Но уже сейчас, наверное, нужно, чтобы люди знали о нём несколько вещей, которые не знают.
…В тот день в Донецке Арсена Павлова на улице встречала жена с маленьким ребёнком — Макаром, ему не было и двух недель ещё.
Арсен опоздал на 25 минут. Жена не дождалась и поднялась с ребёнком наверх.
Если б дождалась и они поднимались вместе…
…Эти люди не пожалели бы никого. Потому что это не люди…
…Все члены диверсионной сети, устроившей этот взрыв, известны поимённо. Какие офицеры принимали решение и отдали приказ, и кого именно они завербовали в Донецке.
Офицерам уже передали приветы, никого из них пока не тронули, но у одного уже сгорела квартира. Чтоб помнил и ждал.
…Незадолго до гибели Арсен решил усыновить ребёнка.
Обратился к главе ДНР Александру Захарченко, попросил: помоги?
Тот говорит: да у тебя своих двое маленьких на руках, вон пацан только родился.
Арсен ответил: мол, я своего старшего сына от первого брака хочу сюда перевезти, а там, где трое, — там и четвёртому хлеб найдётся.
Усыновить хотел цыганёнка, сироту.
Я знал всякого Арсена, но такого всё-таки не знал.
Он был не просто отличный командир. Он был хороший парень. Он был — человек.
Отца, выходит, забрали не у троих детей, а у четверых сразу.
Не думаю, что хоть один из тех персонажей, кто на могиле Мотора оттоптался сразу после его гибели, способен кого-то усыновить и вырастить. То, что они непригодны к войне, это и обсуждать не приходится. Пригодны они только к извлечению из себя разных звуков.
Ну и хватит о них.
…Когда мы последний раз с Мотором встречались, он мне читал свои тексты, которые написал, чтоб однажды, под биток, зачитать.
Достойные стихи — я, право слово, даже не ожидал.
«Летел, — говорит он мне, — в самолёте, делать было нечего, записал в телефоне».
Я их, собственно, с его телефона и читал.

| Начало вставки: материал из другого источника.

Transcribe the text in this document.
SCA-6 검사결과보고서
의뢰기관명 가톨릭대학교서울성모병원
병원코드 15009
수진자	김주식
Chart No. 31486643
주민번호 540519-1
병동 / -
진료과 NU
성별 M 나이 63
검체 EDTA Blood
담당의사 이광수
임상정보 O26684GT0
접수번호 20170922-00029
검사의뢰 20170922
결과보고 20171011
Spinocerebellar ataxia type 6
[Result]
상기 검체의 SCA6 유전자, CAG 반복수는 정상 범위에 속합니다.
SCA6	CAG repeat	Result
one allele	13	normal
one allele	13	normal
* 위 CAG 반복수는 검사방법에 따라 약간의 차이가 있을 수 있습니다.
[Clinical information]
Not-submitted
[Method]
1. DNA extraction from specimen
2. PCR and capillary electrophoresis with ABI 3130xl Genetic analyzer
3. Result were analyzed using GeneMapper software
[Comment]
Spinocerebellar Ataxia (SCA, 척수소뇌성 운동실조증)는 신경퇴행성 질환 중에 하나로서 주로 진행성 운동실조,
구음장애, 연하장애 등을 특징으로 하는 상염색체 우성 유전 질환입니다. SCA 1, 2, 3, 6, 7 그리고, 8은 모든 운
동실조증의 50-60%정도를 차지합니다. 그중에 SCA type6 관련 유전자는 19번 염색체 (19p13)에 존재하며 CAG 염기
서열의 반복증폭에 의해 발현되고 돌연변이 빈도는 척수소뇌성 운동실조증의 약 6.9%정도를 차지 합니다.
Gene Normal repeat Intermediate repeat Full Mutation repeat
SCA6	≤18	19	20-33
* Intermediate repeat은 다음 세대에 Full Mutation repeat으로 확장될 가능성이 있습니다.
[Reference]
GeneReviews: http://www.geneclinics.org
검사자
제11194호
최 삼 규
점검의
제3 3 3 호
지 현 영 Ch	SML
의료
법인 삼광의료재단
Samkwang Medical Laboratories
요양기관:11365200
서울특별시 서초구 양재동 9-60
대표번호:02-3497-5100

В том лифте весь его мобильный был рассечён: он лежал в верхнем грудном кармане.
Я думал, что теперь эти тексты и не восстановить.
Спросил у жены Мотора — Лены, — и вдруг выяснилось, что она их в своё время переписала в тетрадь.
…Теперь она прислала их мне — и мои друзья-музыканты готовят две песни на стихи Мотора.
Будут песни.
Будет память.
…Всем тем, о чём я сейчас сказал, Мотор вдруг стал удивительно близок Доктору Лизе.
Казалось бы, они занимались разными вещами: он воевал, она спасала.
Но теперь вдруг становится ясно, что можно сказать и наоборот: она воевала, он спасал.
Оба стояли на передовой.
Он хотел усыновить дитя — она ехала помочь русским солдатам в Сирии.
Это точка их пересечения.
Смерть Мотора стала его последним боем и последней удивительной победой: попрощаться к нему пришли более шестидесяти тысяч человек, люди кричали «Спасибо, Арсен!» и по-над головами текли цветы: все просто не могли подойти к нему, физически такой возможности не было.
Но день этих похорон дал простой и однозначный ответ: за кого Донбасс.
Теперь о том, что Донбасс взят в заложники и запуган, могут говорить только лжецы и негодяи.
Гибель доктора Лизы — да простят меня все достойные и светлые, кто был с нею, но говорю я сейчас именно о ней, — её гибель, после того, как она жила, стала последней и абсолютной жертвой, которая ничего уже не отменит, но навсегда утверждает свет, величие и честность её жизни.
…До вчерашнего дня, до трагедии над морем, мне всё названивали и спрашивали: кто, по вашему мнению, человек года?
Всё это ерунда, все эти опросы, но если уж всерьёз — то главные люди этого года: он — Арсен, она — Лиза.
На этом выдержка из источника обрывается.